In support of a negative role for EIAH, findings reported in this cross-sectional study indicate that left ventricular hypertrophy is associated with higher arterial blood pressure in the athletes examined. This paper provided interesting information; however, as acknowledged by the authors further research is required to clearly establish the causal relationship between EIAH and left ventricular hypertrophy. Moreover, based on the results presented in this study, it seems precipitate to suggest that endurance athletes with EIAH may require a therapeutic intervention such as low-dose ACE-inhibitors or AT1-blockers before training or competition to prevent exercise-induced cardiac hypertrophy.

The authors report that the problem of EIAH is mostly encountered in men. The authors may want to consider that this apparent sex-specific regulation of EIAH is presumably a “gender”-related differences rather than a “sex”-related difference; considering that it is likely that less women will be inclined to enrol in vigorous training such as Ironman-distance triathlon, suggesting that biological and/or physiological differences are probably not involved in the male prevalence of EIAH.

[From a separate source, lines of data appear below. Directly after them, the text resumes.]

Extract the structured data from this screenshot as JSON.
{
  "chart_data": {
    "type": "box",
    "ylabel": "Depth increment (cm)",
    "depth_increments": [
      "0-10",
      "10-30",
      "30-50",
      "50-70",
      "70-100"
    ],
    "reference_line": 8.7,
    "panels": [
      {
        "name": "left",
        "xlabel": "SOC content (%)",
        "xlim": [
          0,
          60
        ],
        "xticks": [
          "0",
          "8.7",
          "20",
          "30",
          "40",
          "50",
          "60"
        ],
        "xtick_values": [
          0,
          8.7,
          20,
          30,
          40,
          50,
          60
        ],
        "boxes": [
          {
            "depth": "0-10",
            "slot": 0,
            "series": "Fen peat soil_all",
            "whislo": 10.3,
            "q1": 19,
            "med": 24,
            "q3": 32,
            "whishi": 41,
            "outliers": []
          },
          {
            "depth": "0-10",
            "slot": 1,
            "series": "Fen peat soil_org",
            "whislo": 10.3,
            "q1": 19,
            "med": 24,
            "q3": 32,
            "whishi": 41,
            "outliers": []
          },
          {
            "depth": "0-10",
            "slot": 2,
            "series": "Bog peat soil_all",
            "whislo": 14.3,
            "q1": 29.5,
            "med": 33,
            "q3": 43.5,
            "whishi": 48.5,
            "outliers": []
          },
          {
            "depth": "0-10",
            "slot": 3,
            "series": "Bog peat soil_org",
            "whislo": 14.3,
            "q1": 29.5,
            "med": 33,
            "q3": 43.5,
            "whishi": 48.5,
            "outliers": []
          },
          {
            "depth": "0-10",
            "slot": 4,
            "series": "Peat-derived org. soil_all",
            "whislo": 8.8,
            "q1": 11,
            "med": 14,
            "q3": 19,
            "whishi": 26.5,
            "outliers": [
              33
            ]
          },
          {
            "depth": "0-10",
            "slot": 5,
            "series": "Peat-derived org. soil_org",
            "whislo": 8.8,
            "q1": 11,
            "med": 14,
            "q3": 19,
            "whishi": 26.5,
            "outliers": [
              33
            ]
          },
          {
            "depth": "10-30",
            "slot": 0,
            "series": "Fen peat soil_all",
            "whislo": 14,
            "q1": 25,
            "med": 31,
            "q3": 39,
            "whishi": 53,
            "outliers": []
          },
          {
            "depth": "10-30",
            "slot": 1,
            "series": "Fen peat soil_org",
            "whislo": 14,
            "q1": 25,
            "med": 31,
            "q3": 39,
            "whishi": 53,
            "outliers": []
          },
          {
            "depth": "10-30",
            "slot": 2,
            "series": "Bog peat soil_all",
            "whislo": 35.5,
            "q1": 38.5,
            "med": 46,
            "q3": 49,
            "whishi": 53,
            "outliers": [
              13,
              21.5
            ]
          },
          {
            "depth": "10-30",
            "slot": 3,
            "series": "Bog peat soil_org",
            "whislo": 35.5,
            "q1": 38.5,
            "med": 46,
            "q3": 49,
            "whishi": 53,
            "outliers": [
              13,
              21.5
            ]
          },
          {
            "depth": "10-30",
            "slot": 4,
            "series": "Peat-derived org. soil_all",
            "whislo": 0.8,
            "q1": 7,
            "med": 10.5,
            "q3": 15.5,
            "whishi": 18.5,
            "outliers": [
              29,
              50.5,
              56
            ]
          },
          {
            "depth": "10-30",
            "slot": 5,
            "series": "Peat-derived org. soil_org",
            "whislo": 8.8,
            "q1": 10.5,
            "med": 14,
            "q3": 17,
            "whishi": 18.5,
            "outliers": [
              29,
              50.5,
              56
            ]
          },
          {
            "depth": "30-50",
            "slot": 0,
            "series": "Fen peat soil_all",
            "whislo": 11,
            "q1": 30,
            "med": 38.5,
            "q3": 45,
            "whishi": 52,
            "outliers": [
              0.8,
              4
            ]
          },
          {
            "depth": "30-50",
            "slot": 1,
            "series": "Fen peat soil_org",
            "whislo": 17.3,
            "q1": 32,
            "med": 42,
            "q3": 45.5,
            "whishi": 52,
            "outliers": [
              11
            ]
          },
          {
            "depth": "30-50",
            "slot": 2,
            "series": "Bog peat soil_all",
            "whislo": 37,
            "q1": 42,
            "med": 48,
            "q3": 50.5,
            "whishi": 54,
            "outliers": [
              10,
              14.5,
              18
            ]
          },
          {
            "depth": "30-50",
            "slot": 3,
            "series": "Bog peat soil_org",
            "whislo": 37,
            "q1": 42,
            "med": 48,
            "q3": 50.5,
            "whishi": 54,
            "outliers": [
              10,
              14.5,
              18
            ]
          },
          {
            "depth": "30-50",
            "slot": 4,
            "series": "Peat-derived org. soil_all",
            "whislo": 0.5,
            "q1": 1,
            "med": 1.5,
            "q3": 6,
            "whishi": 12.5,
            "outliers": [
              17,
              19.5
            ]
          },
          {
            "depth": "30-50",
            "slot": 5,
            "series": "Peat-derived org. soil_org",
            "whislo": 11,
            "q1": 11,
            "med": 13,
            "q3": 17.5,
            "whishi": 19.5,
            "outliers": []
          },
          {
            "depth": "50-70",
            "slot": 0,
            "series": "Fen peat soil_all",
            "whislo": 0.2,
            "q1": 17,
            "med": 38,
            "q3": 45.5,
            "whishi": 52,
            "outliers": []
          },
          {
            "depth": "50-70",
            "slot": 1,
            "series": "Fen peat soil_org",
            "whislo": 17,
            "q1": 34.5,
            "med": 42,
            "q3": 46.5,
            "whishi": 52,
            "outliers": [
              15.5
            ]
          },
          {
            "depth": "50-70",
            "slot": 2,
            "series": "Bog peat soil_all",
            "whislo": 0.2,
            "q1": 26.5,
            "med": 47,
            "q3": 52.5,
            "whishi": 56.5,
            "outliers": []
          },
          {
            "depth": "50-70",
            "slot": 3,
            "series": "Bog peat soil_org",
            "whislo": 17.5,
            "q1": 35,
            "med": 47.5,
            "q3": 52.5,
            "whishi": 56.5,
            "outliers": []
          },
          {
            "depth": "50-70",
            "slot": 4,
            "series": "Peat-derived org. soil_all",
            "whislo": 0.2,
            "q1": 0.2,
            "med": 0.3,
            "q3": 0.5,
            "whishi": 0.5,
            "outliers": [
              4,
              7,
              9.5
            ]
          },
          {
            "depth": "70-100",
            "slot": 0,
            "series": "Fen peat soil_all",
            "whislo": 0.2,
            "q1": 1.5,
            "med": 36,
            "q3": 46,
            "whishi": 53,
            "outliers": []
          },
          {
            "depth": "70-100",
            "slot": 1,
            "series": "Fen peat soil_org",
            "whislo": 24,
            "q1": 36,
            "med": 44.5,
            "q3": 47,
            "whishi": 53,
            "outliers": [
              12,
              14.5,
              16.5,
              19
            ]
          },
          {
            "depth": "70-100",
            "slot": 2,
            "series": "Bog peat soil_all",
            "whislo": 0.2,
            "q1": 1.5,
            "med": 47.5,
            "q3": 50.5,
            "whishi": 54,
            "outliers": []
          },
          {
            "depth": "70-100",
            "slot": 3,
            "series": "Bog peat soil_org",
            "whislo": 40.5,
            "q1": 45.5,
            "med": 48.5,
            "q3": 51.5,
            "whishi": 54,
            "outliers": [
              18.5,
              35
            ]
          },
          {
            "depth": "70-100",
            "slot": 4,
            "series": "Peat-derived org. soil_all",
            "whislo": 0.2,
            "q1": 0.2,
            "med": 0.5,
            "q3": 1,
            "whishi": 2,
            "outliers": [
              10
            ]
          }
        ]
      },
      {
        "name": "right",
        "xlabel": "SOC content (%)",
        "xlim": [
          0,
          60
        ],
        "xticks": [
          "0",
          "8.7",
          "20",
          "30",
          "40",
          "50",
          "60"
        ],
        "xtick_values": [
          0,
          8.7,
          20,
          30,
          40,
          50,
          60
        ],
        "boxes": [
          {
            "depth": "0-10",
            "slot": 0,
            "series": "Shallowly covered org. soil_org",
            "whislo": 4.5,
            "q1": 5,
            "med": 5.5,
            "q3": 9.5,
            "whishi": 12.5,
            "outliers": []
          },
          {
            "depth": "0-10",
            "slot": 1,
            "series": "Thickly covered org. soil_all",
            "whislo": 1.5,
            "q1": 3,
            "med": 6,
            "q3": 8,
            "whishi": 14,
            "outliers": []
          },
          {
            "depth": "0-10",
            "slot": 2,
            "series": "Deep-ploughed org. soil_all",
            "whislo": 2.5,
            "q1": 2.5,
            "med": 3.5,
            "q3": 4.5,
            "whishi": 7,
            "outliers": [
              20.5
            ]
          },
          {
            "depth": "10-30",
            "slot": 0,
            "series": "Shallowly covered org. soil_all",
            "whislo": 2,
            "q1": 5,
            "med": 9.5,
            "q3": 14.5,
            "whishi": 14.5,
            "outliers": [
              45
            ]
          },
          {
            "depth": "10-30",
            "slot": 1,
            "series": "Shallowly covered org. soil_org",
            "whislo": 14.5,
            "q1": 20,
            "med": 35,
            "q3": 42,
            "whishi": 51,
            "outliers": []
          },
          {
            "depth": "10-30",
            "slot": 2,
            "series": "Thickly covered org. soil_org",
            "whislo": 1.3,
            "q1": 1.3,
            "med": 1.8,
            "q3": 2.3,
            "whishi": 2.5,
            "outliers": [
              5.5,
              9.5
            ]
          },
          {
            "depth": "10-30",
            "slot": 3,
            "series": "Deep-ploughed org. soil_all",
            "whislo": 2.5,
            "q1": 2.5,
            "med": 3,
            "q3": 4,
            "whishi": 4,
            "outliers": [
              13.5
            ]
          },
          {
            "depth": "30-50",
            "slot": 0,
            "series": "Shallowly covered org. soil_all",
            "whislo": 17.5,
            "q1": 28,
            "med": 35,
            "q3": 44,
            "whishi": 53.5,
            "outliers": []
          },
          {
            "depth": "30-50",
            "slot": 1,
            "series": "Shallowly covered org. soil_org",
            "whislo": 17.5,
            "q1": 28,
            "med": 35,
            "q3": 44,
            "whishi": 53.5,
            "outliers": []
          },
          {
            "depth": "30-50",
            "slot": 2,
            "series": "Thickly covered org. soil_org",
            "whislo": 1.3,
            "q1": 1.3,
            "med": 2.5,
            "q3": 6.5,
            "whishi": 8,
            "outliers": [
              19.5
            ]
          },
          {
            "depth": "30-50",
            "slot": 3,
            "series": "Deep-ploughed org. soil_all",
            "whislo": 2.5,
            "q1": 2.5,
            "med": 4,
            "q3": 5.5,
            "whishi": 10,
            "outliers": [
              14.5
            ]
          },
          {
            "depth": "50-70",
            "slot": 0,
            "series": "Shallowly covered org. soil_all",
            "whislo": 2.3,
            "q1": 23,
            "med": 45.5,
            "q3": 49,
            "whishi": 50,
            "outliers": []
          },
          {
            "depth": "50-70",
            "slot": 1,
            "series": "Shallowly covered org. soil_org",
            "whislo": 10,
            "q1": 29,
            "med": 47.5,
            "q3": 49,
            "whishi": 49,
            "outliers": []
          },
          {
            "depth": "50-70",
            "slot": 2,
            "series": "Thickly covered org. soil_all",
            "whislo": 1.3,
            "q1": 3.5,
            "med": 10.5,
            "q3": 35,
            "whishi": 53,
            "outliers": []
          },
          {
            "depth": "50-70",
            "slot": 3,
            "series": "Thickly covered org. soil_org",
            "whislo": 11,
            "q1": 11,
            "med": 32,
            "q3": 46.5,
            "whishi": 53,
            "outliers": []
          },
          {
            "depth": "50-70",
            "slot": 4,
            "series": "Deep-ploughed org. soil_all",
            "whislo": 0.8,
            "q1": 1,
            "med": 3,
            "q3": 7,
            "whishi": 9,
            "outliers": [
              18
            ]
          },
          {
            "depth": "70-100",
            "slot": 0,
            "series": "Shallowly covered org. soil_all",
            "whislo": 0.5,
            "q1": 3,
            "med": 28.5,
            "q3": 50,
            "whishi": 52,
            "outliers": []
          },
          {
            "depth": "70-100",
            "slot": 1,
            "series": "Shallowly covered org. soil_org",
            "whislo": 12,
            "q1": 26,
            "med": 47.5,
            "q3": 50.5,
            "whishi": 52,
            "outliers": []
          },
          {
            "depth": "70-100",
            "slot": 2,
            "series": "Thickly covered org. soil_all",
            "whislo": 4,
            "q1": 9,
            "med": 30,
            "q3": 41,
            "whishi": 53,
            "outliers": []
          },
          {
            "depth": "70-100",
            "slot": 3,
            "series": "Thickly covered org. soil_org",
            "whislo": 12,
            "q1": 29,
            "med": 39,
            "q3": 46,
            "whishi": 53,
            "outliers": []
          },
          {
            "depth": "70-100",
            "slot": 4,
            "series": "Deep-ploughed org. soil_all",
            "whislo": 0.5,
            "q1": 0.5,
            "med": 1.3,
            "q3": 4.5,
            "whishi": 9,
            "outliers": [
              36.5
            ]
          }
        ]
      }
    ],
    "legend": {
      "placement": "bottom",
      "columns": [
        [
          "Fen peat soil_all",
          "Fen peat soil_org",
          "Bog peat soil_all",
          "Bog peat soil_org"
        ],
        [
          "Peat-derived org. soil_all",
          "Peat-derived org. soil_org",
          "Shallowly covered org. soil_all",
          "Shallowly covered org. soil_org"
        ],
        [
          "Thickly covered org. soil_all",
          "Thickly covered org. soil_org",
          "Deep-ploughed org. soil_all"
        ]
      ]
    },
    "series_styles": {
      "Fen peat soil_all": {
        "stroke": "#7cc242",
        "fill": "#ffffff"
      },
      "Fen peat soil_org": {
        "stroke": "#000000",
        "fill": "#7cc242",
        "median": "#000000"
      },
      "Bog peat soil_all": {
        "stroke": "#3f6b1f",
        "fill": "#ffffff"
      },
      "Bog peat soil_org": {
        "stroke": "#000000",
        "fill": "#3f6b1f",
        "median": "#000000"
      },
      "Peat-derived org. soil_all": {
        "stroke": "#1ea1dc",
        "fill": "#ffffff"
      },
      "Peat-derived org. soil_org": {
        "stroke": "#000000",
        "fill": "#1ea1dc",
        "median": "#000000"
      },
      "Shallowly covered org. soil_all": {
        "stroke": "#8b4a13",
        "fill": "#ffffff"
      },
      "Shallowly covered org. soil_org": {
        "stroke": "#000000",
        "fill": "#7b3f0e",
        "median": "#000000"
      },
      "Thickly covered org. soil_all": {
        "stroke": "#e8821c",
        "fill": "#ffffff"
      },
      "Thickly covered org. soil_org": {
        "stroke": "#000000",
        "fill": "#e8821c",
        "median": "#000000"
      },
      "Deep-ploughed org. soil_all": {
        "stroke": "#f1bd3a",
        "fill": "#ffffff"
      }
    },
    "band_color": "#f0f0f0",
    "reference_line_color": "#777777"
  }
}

The title of the paper is somewhat misleading as the data reported in this study is not directly related to atrial fibrillation. Similarly, the study does not address the relationship between EIAH and bradycardia or QT dispersion. Furthermore, given that no data directly addressed the link between EIAH and AF, bradycardia and QT dispersion, the authors should consider revising their text to not over extrapolate their findings.

I have read this submission. I believe that I have an appropriate level of expertise to confirm that it is of an acceptable scientific standard.